Member of the Senate
- In office 1922–1927

Personal details
- Born: Eryk Kurnatowski 8 October 1883 Brudzew, Poland
- Died: 23 February 1975 (aged 91) Warsaw, Poland
- Resting place: Powązki Cemetery
- Party: Christian Union of National Unity
- Spouse(s): Elżbieta Maria Zamoyska (1918–1942) Helena Ogończyk-Żółtowska (1942–1998)
- Alma mater: Faculté Universitaire des Sciences Agronomiques de Gembloux (PhD)

= Eryk Kurnatowski =

Polish politician

Hrabia Eryk Kurnatowski (8 October 1883 – 23 February 1975) was a Polish nobleman and politician who served a Member of the Senate from 1922 to 1927. Brought up in an old Calvinist noble family, he converted to Catholicism later in life.

== Family ==
Eryk was a second son of Edmund Kurnatowski (1849-1903) and Wanda née Zielińska (1858-1923).
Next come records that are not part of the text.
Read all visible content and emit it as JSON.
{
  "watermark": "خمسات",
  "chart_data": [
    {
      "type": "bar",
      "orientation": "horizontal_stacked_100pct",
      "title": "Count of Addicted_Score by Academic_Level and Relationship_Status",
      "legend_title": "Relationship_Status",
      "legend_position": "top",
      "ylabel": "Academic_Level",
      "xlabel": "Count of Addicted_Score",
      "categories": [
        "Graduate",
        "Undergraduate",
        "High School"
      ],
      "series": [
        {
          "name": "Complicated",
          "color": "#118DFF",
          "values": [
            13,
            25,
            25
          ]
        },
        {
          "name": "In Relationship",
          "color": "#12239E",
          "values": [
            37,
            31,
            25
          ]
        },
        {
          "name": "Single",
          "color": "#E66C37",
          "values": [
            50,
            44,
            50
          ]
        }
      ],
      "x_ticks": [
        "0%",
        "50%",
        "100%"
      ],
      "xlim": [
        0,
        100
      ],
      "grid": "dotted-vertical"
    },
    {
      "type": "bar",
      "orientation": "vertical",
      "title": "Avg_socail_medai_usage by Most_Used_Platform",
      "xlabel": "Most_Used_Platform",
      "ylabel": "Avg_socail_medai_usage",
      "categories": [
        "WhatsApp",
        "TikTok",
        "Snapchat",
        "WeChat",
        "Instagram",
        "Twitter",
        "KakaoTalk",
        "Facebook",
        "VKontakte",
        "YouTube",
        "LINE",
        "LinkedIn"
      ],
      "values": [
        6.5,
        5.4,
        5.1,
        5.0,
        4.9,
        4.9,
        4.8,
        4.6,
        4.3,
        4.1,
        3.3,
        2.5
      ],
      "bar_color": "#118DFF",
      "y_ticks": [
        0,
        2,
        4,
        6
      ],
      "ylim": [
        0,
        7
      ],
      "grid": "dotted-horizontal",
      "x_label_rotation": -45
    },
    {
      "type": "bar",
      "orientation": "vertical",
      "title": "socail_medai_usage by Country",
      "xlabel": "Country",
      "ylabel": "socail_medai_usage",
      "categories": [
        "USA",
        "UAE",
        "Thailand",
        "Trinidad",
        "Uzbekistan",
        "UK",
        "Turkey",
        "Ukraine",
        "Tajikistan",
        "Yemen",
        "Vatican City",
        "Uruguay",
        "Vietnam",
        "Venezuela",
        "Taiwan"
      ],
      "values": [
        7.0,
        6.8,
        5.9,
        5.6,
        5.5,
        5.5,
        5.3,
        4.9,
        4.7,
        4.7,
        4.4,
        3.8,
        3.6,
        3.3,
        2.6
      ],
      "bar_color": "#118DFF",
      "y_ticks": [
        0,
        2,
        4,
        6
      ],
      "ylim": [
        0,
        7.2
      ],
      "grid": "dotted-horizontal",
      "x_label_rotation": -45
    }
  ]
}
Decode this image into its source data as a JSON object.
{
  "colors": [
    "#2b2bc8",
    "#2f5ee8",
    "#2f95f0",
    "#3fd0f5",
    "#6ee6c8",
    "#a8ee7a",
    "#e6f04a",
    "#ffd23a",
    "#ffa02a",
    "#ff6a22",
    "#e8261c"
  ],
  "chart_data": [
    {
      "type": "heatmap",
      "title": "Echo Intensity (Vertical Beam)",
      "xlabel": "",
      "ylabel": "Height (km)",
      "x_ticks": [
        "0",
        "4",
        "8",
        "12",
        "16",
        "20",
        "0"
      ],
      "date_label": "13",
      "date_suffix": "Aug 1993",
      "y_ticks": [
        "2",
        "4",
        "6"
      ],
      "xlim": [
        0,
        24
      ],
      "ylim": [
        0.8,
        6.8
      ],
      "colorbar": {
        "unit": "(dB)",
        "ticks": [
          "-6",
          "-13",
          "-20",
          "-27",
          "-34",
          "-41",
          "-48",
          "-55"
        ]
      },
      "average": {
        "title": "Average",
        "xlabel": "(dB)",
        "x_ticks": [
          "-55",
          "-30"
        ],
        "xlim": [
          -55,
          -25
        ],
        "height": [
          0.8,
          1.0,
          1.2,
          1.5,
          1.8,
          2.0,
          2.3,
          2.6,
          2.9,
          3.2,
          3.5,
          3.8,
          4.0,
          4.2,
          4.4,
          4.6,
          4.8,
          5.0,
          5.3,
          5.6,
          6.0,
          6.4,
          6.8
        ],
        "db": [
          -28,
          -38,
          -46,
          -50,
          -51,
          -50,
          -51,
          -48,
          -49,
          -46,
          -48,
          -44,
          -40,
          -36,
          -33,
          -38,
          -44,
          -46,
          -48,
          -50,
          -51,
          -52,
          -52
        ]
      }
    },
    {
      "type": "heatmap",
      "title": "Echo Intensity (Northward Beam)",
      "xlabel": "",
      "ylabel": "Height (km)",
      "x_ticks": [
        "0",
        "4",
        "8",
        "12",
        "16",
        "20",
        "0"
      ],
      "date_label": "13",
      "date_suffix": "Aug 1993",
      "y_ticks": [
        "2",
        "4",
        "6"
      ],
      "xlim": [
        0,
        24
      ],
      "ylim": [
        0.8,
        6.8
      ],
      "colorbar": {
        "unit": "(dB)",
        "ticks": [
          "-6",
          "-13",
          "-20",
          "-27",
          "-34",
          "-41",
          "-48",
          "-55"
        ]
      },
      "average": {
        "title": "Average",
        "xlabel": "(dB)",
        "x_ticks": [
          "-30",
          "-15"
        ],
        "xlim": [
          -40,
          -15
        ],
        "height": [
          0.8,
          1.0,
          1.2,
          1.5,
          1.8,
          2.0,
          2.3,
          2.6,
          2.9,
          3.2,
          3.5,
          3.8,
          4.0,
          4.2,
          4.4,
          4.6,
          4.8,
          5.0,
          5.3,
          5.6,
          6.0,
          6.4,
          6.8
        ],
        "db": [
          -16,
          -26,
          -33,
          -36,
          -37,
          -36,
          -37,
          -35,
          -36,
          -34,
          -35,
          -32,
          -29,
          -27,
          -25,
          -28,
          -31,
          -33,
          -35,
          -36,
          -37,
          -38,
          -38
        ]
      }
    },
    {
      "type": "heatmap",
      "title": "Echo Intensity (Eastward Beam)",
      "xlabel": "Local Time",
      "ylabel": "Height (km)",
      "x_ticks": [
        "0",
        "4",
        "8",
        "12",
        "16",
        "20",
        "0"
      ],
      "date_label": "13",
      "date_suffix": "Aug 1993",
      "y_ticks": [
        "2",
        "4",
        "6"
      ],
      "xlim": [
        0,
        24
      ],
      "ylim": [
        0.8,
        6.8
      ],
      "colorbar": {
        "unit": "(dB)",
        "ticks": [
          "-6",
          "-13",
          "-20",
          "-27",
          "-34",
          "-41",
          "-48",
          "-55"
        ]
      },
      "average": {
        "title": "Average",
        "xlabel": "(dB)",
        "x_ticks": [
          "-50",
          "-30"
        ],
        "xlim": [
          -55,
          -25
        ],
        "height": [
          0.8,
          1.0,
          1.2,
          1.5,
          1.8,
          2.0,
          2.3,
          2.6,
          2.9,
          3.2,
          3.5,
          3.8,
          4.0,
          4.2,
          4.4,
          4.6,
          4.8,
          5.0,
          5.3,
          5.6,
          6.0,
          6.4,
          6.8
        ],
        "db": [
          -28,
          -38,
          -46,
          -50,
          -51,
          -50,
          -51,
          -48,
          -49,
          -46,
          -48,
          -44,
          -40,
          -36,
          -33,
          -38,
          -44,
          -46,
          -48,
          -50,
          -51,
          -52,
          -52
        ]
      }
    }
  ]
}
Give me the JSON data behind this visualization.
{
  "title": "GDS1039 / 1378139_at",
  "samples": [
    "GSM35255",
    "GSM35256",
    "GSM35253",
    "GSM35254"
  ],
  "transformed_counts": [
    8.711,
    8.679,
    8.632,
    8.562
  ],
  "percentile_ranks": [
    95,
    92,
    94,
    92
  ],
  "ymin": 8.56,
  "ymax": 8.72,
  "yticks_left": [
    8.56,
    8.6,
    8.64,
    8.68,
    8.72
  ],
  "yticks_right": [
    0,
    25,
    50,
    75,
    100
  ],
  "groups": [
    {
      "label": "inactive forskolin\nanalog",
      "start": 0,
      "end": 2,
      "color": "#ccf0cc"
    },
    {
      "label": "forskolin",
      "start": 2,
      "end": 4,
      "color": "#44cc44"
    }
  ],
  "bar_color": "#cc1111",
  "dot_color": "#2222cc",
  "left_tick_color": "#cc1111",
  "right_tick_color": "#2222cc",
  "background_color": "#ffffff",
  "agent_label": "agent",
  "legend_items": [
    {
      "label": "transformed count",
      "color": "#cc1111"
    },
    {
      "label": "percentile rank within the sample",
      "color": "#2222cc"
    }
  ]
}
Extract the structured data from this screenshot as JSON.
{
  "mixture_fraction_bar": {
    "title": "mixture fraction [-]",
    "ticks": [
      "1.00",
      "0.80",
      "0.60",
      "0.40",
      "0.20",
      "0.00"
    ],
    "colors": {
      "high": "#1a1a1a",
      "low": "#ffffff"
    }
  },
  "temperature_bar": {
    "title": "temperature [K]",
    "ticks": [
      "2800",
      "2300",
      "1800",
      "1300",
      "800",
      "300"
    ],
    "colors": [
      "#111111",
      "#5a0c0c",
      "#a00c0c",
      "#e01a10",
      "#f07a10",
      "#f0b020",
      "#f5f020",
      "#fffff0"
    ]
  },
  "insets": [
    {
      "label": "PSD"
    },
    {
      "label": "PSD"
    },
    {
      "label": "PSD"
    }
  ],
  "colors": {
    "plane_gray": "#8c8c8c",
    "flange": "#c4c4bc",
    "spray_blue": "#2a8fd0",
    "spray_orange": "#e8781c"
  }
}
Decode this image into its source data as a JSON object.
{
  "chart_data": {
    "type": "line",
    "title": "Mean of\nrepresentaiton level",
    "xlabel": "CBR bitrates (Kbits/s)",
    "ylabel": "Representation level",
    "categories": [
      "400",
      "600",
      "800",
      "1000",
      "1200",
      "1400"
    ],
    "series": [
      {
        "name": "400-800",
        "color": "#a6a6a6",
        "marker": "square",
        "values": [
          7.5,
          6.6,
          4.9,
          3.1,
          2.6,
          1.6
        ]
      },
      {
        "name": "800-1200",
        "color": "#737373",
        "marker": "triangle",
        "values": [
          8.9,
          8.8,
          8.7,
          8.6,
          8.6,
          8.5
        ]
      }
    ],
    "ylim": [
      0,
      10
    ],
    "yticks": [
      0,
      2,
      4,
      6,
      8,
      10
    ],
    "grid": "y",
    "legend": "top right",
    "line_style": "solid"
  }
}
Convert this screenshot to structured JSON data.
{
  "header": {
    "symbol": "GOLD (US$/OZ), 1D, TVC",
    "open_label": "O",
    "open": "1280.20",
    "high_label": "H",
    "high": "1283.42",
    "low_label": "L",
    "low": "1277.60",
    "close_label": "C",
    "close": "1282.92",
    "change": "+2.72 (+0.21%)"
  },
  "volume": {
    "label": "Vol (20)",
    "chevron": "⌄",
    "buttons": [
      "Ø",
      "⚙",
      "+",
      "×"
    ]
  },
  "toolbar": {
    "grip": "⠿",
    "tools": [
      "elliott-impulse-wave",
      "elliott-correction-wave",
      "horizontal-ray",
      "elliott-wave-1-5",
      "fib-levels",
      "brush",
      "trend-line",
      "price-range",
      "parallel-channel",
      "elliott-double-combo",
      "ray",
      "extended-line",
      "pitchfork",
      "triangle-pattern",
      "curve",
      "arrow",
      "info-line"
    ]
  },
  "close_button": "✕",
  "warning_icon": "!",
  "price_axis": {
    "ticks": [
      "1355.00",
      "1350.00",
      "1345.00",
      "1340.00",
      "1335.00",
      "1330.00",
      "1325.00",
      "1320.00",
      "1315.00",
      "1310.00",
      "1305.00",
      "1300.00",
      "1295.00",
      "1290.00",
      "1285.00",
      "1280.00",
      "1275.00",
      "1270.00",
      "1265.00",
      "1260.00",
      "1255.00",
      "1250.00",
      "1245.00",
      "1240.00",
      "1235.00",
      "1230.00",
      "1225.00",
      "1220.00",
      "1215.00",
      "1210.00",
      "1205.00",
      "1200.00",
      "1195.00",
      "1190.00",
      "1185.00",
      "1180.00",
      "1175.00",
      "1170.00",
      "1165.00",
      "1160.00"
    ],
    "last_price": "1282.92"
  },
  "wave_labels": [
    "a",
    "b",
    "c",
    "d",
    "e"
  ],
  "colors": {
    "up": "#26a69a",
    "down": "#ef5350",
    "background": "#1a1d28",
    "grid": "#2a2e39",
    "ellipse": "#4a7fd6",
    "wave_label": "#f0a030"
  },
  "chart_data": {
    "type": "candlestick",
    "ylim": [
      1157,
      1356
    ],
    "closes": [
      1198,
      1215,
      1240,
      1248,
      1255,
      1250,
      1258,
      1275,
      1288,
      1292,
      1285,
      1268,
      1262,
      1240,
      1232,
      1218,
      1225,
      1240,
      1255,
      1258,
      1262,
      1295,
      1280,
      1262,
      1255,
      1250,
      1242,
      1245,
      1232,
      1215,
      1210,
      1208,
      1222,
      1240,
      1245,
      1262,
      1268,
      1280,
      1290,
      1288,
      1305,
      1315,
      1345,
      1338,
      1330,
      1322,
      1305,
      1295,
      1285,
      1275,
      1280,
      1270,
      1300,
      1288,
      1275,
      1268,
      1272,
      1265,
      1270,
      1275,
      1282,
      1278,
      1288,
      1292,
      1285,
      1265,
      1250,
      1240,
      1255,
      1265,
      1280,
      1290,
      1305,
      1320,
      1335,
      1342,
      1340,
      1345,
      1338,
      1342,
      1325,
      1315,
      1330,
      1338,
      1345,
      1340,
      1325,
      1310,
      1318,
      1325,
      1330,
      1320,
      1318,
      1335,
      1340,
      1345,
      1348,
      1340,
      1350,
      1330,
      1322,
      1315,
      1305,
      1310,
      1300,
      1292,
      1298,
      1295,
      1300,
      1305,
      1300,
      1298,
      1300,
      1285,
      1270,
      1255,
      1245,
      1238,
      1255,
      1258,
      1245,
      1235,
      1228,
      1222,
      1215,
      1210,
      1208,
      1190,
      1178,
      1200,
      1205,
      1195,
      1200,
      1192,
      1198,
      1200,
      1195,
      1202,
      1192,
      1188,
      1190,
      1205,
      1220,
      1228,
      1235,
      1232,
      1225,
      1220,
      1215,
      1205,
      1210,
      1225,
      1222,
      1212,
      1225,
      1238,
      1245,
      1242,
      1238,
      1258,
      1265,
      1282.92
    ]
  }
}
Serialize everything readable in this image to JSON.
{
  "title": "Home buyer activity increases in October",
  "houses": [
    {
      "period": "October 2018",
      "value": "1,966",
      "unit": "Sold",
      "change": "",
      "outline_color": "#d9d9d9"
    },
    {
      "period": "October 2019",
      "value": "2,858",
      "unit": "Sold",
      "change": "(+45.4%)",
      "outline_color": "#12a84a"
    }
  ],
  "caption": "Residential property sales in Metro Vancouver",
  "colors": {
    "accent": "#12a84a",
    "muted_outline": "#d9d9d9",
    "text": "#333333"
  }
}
He was brought up in an old calvinist aristocratic Kurnatowski family. Both his father and older brother are buried on the Evangelical Reformed Cemetery in Warsaw. Conversion to Catholicism probably happened before his first marriage.

In 1918 Eryk married Izabella Zamoyska (1885-1940), proprietress of Jadów, with whom he had two daughters. In 1942 he married Helena Żółtowska (1911-1998).

Eryk is buried in family tomb of his second wife on the Powązki Cemetery.